Elasticsearch is a distributed search server based on Lucene. It stores document data in json format and has a RESTful-based operation interface. Using Elasticsearch can easily integrate search applications in any web application. In addition, it has an excellent aggregation function (aggregation), which can easily perform statistical analysis on data. At this point, Elasticsearch has surpassed its original pure search engine role, but if it is really used as a complex data analysis tool , can it beat hadoop or spark?

 

Why Elasticsearch is Popular

 

1. Elasticsearch cluster instances are easy to set up.

2. The query language based on json format is easier to master than developing MapReduce or spark systems.
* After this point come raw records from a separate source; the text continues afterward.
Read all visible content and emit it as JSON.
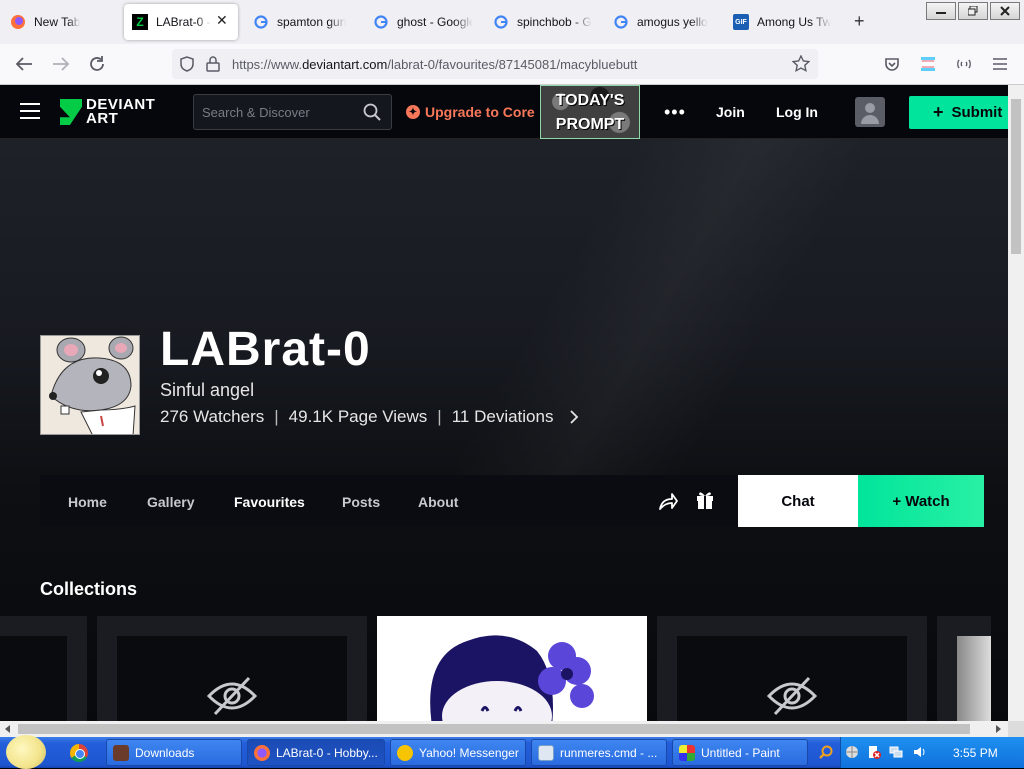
{
  "browser": {
    "tabs": [
      {
        "title": "New Tab",
        "icon": "firefox-icon"
      },
      {
        "title": "LABrat-0 - ",
        "icon": "deviantart-icon",
        "active": true
      },
      {
        "title": "spamton gun",
        "icon": "google-icon"
      },
      {
        "title": "ghost - Google",
        "icon": "google-icon"
      },
      {
        "title": "spinchbob - G",
        "icon": "google-icon"
      },
      {
        "title": "amogus yello",
        "icon": "google-icon"
      },
      {
        "title": "Among Us Tw",
        "icon": "gif-icon"
      }
    ],
    "close_glyph": "✕",
    "newtab_glyph": "+",
    "url_prefix": "https://www.",
    "url_host": "deviantart.com",
    "url_path": "/labrat-0/favourites/87145081/macybluebutt"
  },
  "header": {
    "logo_line1": "DEVIANT",
    "logo_line2": "ART",
    "search_placeholder": "Search & Discover",
    "upgrade_label": "Upgrade to Core",
    "prompt_line1": "TODAY'S",
    "prompt_line2": "PROMPT",
    "more_glyph": "•••",
    "join_label": "Join",
    "login_label": "Log In",
    "submit_label": "Submit",
    "accent_color": "#00e59b"
  },
  "profile": {
    "username": "LABrat-0",
    "tagline": "Sinful angel",
    "watchers": "276 Watchers",
    "page_views": "49.1K Page Views",
    "deviations": "11 Deviations",
    "separator": "|",
    "chevron": "›"
  },
  "profile_nav": {
    "tabs": [
      {
        "label": "Home"
      },
      {
        "label": "Gallery"
      },
      {
        "label": "Favourites",
        "active": true
      },
      {
        "label": "Posts"
      },
      {
        "label": "About"
      }
    ],
    "chat_label": "Chat",
    "watch_label": "+ Watch"
  },
  "collections": {
    "title": "Collections"
  },
  "taskbar": {
    "items": [
      {
        "label": "Downloads"
      },
      {
        "label": "LABrat-0 - Hobby..."
      },
      {
        "label": "Yahoo! Messenger"
      },
      {
        "label": "runmeres.cmd - ..."
      },
      {
        "label": "Untitled - Paint"
      }
    ],
    "clock": "3:55 PM"
  }
}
3. Developers can easily integrate Elasticsearch into Hadoop.

 

These are very compelling features, and using Elasticsearch can quickly build an analysis system. But can it be considered that Elasticsearch is a highly available data analysis platform? To become a mature and highly available data analysis platform, a highly available data storage system and a set of computing frameworks that can support complex data are essential.

 

For distributed data storage, data consistency in the Elasticsearch cluster is one of our concerns. Under normal circumstances, all nodes in the cluster should be consistent in the selection of the master in the cluster, and the obtained state information should also be consistent. Since each node in the Elasticsearch cluster is a state maintainer, the network in the cluster is not connected. In a stable situation, there may be a cluster split brain (different nodes choose the master node abnormally). The Elasticsearch cluster in a normal environment as shown in the figure.

 

 

When a network abnormality occurs, the master node is lost, and the selection of the master node by different nodes is abnormal.

 

 

This means that if we want to guarantee the consistency and integrity of the data, we must store the data in a more reliable database.

 

Unlike Elasticsearch, split-brain conditions are effectively avoided in Hadoop. As shown below

 

 

The primary namenode maintains the datanode state, and the primary and secondary namenodes synchronize information; it is guaranteed that only one primary namenode is used at any time to manage the datanode state in the cluster.

 

Elasticsearch has powerful aggregate statistics and full-text search functions, which can be easily used for network problem analysis, such as 404 error counts, page views, user access statistics, etc. But it lacks functionality like joins or subqueries in standard SQL. Elasticsearch does not support additional processing of query results or output of intermediate data for analysis, nor does it support transformation of datasets (that is, a table with 1 million rows becomes another table with 1 million rows after analytical processing), so it is not very Suitable for handling complex computational logic.

 

Instead, using Hadoop's mapreduce or spark computing framework, we can support processing any data aggregation and transformation work; we can also use hive or spark SQL to reduce the difficulty of our development.

 

Although Elasticsearch has these problems, it is still a very good distributed computing framework, and Elasticsearch can be easily integrated into hadoop. We can also use its excellent data retrieval capabilities to construct our own query system; at the same time, Elasticsearch still In the non-stop version iteration, I believe that Elasticsearch will solve these problems step by step in future versions.